Dissecting the dynamics of signaling events in the BMP, WNT, and NODAL cascade during self-organized fate patterning in human gastruloids.
1,292 downloads developmental biology

Sapna Chhabra, Lizhong Liu, Ryan Goh, Aryeh Warmflash

During gastrulation, the pluripotent epiblast is patterned into the three germ layers, which form the embryo proper. This patterning requires a signaling cascade involving the BMP, WNT and NODAL pathways; however, how these pathways regulate one another in space and time to generate cell-fate patterns remains unknown. Using a human gastruloid model, we show that BMP signaling initiates a wave of WNT signaling, which, in turn, initiates a wave of NODAL signaling. While WNT propagation depends on continuous BMP activity, NODAL propagates independently of upstream signals.
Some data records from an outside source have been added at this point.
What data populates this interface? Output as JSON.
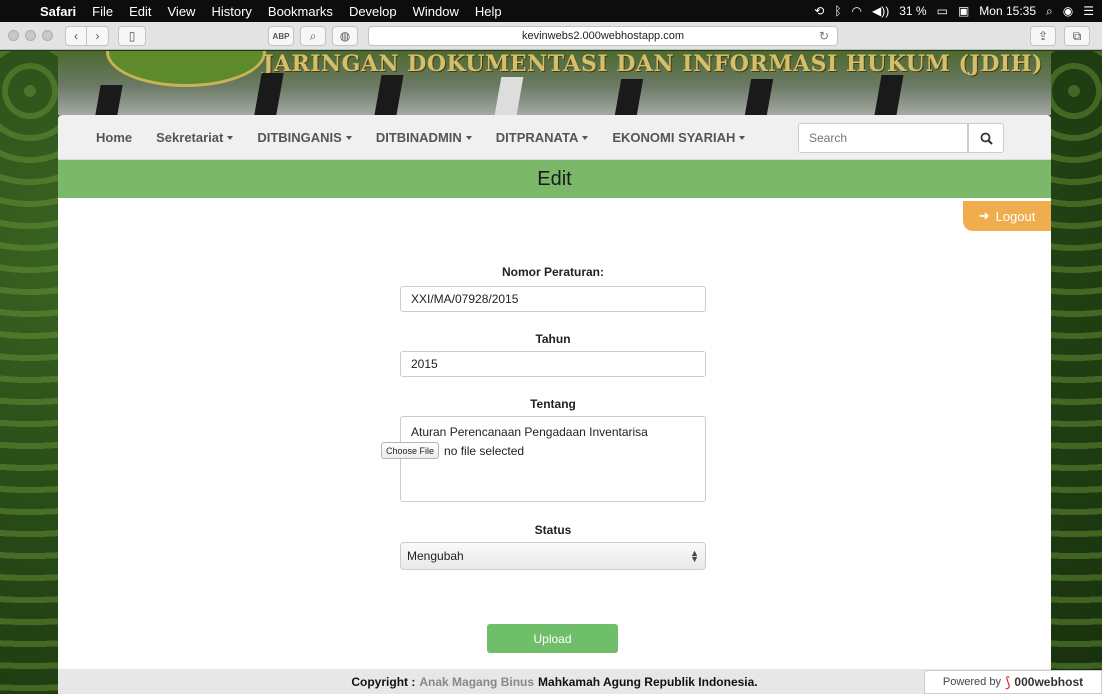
{
  "menubar": {
    "app_name": "Safari",
    "items": [
      "File",
      "Edit",
      "View",
      "History",
      "Bookmarks",
      "Develop",
      "Window",
      "Help"
    ],
    "battery": "31 %",
    "clock": "Mon 15:35"
  },
  "browser": {
    "url": "kevinwebs2.000webhostapp.com"
  },
  "banner": {
    "title": "JARINGAN DOKUMENTASI DAN INFORMASI HUKUM (JDIH)"
  },
  "nav": {
    "items": [
      {
        "label": "Home",
        "dropdown": false
      },
      {
        "label": "Sekretariat",
        "dropdown": true
      },
      {
        "label": "DITBINGANIS",
        "dropdown": true
      },
      {
        "label": "DITBINADMIN",
        "dropdown": true
      },
      {
        "label": "DITPRANATA",
        "dropdown": true
      },
      {
        "label": "EKONOMI SYARIAH",
        "dropdown": true
      }
    ],
    "search_placeholder": "Search"
  },
  "page": {
    "heading": "Edit",
    "logout_label": "Logout"
  },
  "form": {
    "nomor_label": "Nomor Peraturan:",
    "nomor_value": "XXI/MA/07928/2015",
    "tahun_label": "Tahun",
    "tahun_value": "2015",
    "tentang_label": "Tentang",
    "tentang_value": "Aturan Perencanaan Pengadaan Inventarisa",
    "status_label": "Status",
    "status_value": "Mengubah",
    "file_button": "Choose File",
    "file_status": "no file selected",
    "upload_label": "Upload"
  },
  "footer": {
    "prefix": "Copyright :",
    "link_text": "Anak Magang Binus",
    "suffix": "Mahkamah Agung Republik Indonesia.",
    "powered_by": "Powered by",
    "powered_brand": "000webhost"
  },
  "colors": {
    "nav_bar": "#f0f0f0",
    "edit_bar": "#7cb869",
    "logout": "#f0ad4e",
    "upload": "#6fbf6a"
  }
}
We further show that the duration of BMP signaling determines the position of mesodermal differentiation while WNT and NODAL synergize to achieve maximal differentiation. The waves of both WNT and NODAL signaling activity extend farther into the colony than mesodermal differentiation. Combining dynamic measurements of signaling activity with mathematical modeling revealed that the formation of signaling waves is inconsistent with WNT and NODAL forming a stable spatial pattern in signaling activities, and the final signaling state is spatially homogeneous. Thus, dynamic eventsin the BMP, WNT, and NODAL signaling cascade, in the absence of a signaling gradient, have the potential to mediate epiblast patterning.